Die Hauptarbeit im Garten fällt im Frühjahr an, wenn die Pflanzen wieder aufwachen und im Herbst, wenn sie sich in den Winter verabschieden. Zu diesen Zeiten muss ich nächstes Jahr schauen, dass ich mir Hilfe organisiere, so dass ich 1-2 Tage im Garten ohne Max schaffen kann. Mit einem Kind, das vorwiegend Unsinn im Kopf hat und sich nicht selbst beschäftigen kann, ist Gartenarbeit einfach schwierig.

Das wohl Schwierigste wird sein, sich eine Strategie gegen die Schnecken zu überlegen. Ein paar Schneckenkrägen habe ich schon gekauft. Vielleicht probiere ich es doch mal mit einem Schneckenzaun? Damit werde ich mich Winter beschäftigen.

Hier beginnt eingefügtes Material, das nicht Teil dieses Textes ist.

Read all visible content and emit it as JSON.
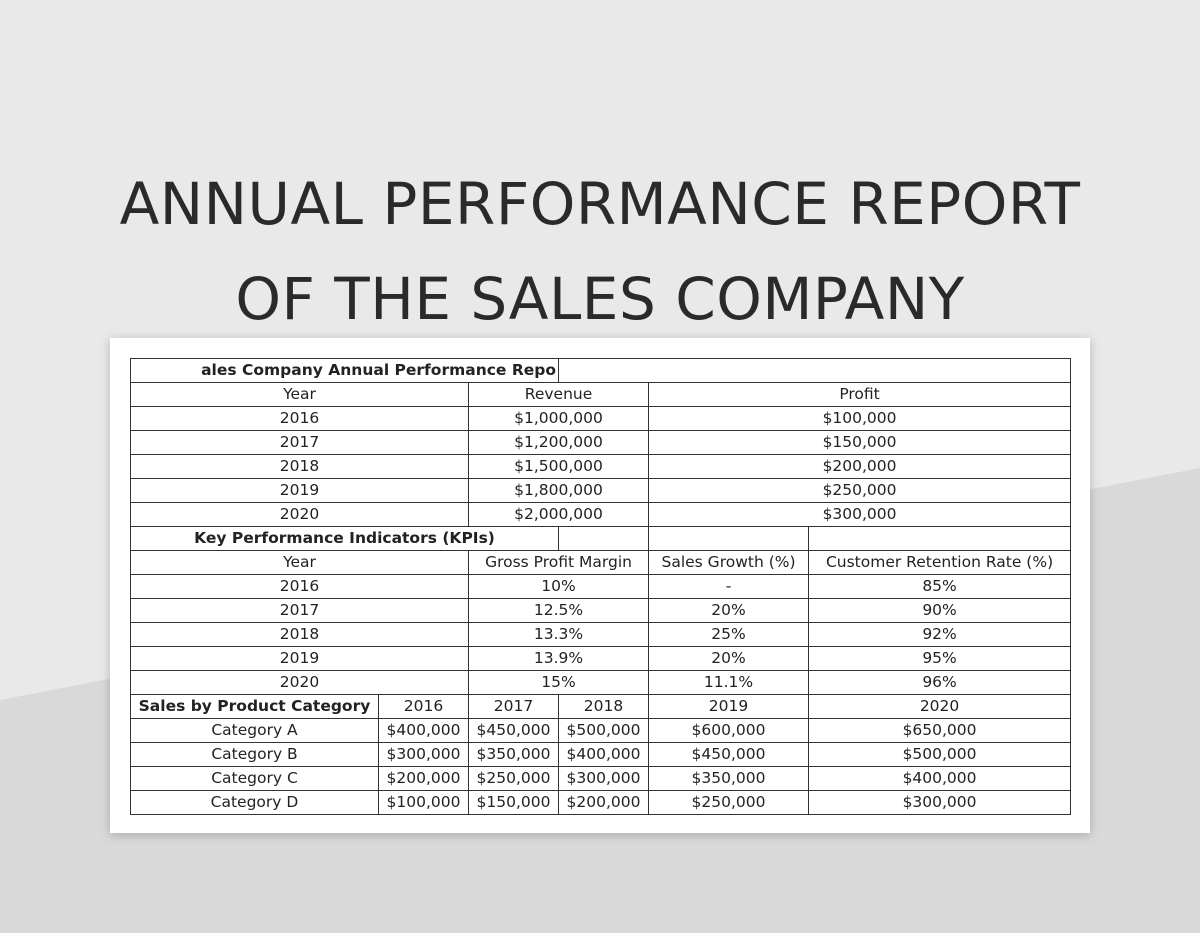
{
  "title": {
    "line1": "ANNUAL PERFORMANCE REPORT",
    "line2": "OF THE SALES COMPANY"
  },
  "sheet": {
    "section_title": "ales Company Annual Performance Repo",
    "annual": {
      "headers": [
        "Year",
        "Revenue",
        "Profit"
      ],
      "rows": [
        [
          "2016",
          "$1,000,000",
          "$100,000"
        ],
        [
          "2017",
          "$1,200,000",
          "$150,000"
        ],
        [
          "2018",
          "$1,500,000",
          "$200,000"
        ],
        [
          "2019",
          "$1,800,000",
          "$250,000"
        ],
        [
          "2020",
          "$2,000,000",
          "$300,000"
        ]
      ]
    },
    "kpi": {
      "title": "Key Performance Indicators (KPIs)",
      "headers": [
        "Year",
        "Gross Profit Margin",
        "Sales Growth (%)",
        "Customer Retention Rate (%)"
      ],
      "rows": [
        [
          "2016",
          "10%",
          "-",
          "85%"
        ],
        [
          "2017",
          "12.5%",
          "20%",
          "90%"
        ],
        [
          "2018",
          "13.3%",
          "25%",
          "92%"
        ],
        [
          "2019",
          "13.9%",
          "20%",
          "95%"
        ],
        [
          "2020",
          "15%",
          "11.1%",
          "96%"
        ]
      ]
    },
    "category": {
      "title": "Sales by Product Category",
      "headers": [
        "2016",
        "2017",
        "2018",
        "2019",
        "2020"
      ],
      "rows": [
        [
          "Category A",
          "$400,000",
          "$450,000",
          "$500,000",
          "$600,000",
          "$650,000"
        ],
        [
          "Category B",
          "$300,000",
          "$350,000",
          "$400,000",
          "$450,000",
          "$500,000"
        ],
        [
          "Category C",
          "$200,000",
          "$250,000",
          "$300,000",
          "$350,000",
          "$400,000"
        ],
        [
          "Category D",
          "$100,000",
          "$150,000",
          "$200,000",
          "$250,000",
          "$300,000"
        ]
      ]
    }
  }
}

Außerdem muss ich meine Gemüseauswahl überdenken. Muss ich wirklich alles selber anbauen, v.a. im Bezug auf Kohl? Brokkoli, Blumenkohl und Co. kann man ja auch einfach auf dem Markt kaufen. Ich möchte mich eher auf Gemüse konzentrieren, das schnell wächst, wenig Platz braucht, viel Ertrag bringt und/ oder kaum Schädlinge hat. Außerdem gibt es so viele Gemüsearten und -sorten zu entdecken, die von den Einkaufsregalen verschwunden sind, weil sich der Erwerbsanbau nicht lohnt oder die Nachfrage fehlt. Im Hausgarten kann man alles mal ausprobieren.

Dieses Jahr habe ich versucht einiges schon recht früh zu säen, um schon im Juni viel zu ernten. Ich konnte bereits im Mai/ Juni einiges ernten, hatte mir aber mehr erhofft. Ich bin ziemlich oft auf den Kanälen von Garten-YouTubern unterwegs, die mit viel Technik (z.B. Pflanzenleuchten) bereits im Juni viel ernten können. Davon habe ich mich mitreisen lassen. Im Endeffekt hat mich das nur gestresst. Statt möglichst früh viel anzubauen, versuche ich erstmal, die Ernteperiode im Herbst zu verlängern und auch im Winter ernten zu können..

Zum Umdenken hat mich auch folgendes Video vom Kanal „SelfBio“ gebracht: Kann ich mich aus meinem Garten selbst ernähren? Ich werde in meinem Garten nie alles was wir an Obst und Gemüse brauchen, selber anbauen können. Warum mache ich mir also den Stress und versuche von allem ein bisschen anzubauen. Vielleicht macht es für mich mehr Sinn, sich auf das zu konzentrieren was einfach geht und versuche, nur einzelne Gemüsesorten in der Menge anzubauen, dass sie für uns ausreichen (z.B. Salat, Schwarzwurzeln oder rote Beete). Oder ich entscheide mich jedes Jahr für ein anders Gemüse, das ich in größeren Mengen anbaue. Dann wird es auch einfacher den Fruchtwechsel einzuhalten.

Ich bin neugierig was die nächsten Monate und Jahre noch bringen. Ich lerne gerade viel über meinen Garten, die Umgebung und über mich. Erfahrungen sammeln und offen sein für neues, das ist etwas positives und lässt mich zuversichtlich in die Zukunft blicken. Verhungern werden wir ja zum Glück nicht, auch wenn im Garten mal etwas schief läuft.